In the past few days and weeks Charleston has offered up a head-full of magnificent smell, from magnolias to jasmine and roses and honeysuckle … and a combination, on one single street, of all of the above mixed with warm grass and a newly blooming flower, barely fragrant, aided by the pure air of lessened traffic. Smell and color make me particularly grateful — one of the things that make my spirit awaken and remember forever.

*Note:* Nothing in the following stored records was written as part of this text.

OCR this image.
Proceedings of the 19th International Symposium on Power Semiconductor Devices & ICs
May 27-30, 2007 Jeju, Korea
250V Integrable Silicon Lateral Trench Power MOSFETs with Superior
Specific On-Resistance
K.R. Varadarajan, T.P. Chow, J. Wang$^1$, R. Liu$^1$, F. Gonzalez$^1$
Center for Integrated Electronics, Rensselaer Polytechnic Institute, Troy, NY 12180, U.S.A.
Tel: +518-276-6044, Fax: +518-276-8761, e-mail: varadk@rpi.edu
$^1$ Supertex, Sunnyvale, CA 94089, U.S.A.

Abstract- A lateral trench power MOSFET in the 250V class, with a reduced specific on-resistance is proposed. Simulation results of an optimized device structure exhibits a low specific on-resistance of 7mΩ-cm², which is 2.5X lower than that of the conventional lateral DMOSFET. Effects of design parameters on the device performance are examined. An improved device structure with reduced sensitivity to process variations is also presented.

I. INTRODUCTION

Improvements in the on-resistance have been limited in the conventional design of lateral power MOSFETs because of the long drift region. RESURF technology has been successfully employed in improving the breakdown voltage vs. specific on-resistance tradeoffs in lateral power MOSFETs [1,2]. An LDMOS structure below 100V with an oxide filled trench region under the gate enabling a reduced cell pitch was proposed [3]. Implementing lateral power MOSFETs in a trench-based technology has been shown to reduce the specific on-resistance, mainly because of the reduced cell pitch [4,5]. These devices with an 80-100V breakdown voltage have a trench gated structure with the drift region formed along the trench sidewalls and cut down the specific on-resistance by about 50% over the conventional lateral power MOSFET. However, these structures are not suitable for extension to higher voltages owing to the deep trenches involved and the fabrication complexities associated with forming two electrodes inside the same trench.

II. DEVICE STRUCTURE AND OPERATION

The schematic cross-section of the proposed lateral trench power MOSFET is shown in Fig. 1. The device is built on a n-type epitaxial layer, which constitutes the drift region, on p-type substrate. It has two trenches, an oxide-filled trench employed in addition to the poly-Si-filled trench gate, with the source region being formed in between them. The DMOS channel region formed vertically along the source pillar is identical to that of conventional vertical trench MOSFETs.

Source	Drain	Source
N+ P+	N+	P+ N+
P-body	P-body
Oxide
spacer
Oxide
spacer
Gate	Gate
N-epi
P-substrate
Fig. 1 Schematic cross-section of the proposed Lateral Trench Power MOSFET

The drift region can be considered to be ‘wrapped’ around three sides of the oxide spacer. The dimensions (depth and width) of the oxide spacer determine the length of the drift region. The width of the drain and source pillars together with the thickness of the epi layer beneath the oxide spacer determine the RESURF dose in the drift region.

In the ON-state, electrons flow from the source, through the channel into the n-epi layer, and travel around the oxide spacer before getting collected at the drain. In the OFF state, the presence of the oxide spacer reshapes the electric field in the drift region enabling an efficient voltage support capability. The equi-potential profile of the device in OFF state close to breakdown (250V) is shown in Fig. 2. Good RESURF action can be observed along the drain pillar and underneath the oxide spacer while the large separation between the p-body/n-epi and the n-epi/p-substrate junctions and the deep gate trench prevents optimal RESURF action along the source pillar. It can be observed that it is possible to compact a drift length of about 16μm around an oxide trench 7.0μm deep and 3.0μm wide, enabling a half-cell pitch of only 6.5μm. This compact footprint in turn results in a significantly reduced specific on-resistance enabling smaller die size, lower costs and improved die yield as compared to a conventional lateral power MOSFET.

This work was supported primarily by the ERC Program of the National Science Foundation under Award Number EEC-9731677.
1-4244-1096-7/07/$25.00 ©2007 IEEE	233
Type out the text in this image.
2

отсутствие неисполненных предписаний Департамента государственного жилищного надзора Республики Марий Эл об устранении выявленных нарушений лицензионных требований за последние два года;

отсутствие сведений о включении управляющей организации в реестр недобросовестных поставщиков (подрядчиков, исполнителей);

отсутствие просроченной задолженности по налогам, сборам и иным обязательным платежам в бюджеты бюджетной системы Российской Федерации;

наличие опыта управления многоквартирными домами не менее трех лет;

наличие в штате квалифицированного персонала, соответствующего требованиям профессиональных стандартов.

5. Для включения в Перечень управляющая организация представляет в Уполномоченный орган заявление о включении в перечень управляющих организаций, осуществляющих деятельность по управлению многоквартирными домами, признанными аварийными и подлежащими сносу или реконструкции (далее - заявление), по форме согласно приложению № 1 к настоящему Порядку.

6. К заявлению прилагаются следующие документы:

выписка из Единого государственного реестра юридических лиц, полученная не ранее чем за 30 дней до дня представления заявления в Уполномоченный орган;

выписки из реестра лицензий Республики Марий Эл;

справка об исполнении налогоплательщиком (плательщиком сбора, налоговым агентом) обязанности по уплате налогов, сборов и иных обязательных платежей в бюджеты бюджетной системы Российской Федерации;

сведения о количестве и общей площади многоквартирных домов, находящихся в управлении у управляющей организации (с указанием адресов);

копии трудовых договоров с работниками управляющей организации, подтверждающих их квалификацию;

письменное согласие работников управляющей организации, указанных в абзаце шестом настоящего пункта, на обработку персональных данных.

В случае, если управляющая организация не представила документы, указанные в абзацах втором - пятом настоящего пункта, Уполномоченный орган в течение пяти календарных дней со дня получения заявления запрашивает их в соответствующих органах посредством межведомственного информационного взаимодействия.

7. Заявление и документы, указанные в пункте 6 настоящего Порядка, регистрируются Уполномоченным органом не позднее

This morning, not for the first time, while walking by a honeysuckle bush whose blooms has just passed, ripe, decaying a bit perhaps, I was reminded of a middle-school trip I took to Capri. On that trip I did not have much spending money: even sending me had been, I think, a bit of a sacrifice for my parents. We spent a few days in Amalfi, and Positano, and Sorrento, then took the boat to Capri. Rowdy kids, out of control.
Yet, I remember the sun and the alleys and the blue, the great turquoise blue of Mediterranean and sky, and the solitude and silence of the alleys. And then I remember the smells of Capri; the flowering vines everywhere, bougainvillea, fuchsia, reds, violets, geraniums, jasmine. The teachers let us go shopping a bit, with whatever we had to spend. This — as much as I like to think of myself as young — this was before everything shifted and buying buying buying came to pervade everything. In Italy there was still no McDonald’s or any other American mega-company. Capri was still pristine, with little shops nestled here and there. And I remember the one thing I bought was a small bottle of perfume made in Capri, in a tiny elegant essence shop long-established on the island, in which the fragrances were so strong and inebriating that it was hard to pick one or smell one. But to this day I remember walking out onto the shaded alley with my yellow-tinted little bottle, square and encased in a velvet-lined box, blooming bergamotto, orange, tuberose, jasmine, and something that smelled airy like sun and sea mist, pure and clean. Sweet, and absolutely beautiful in the most unattainable way. Yearning.
I still wish I had that little bottle in my hands, so precious. But I still have a sense of its fragrance left in me — forever.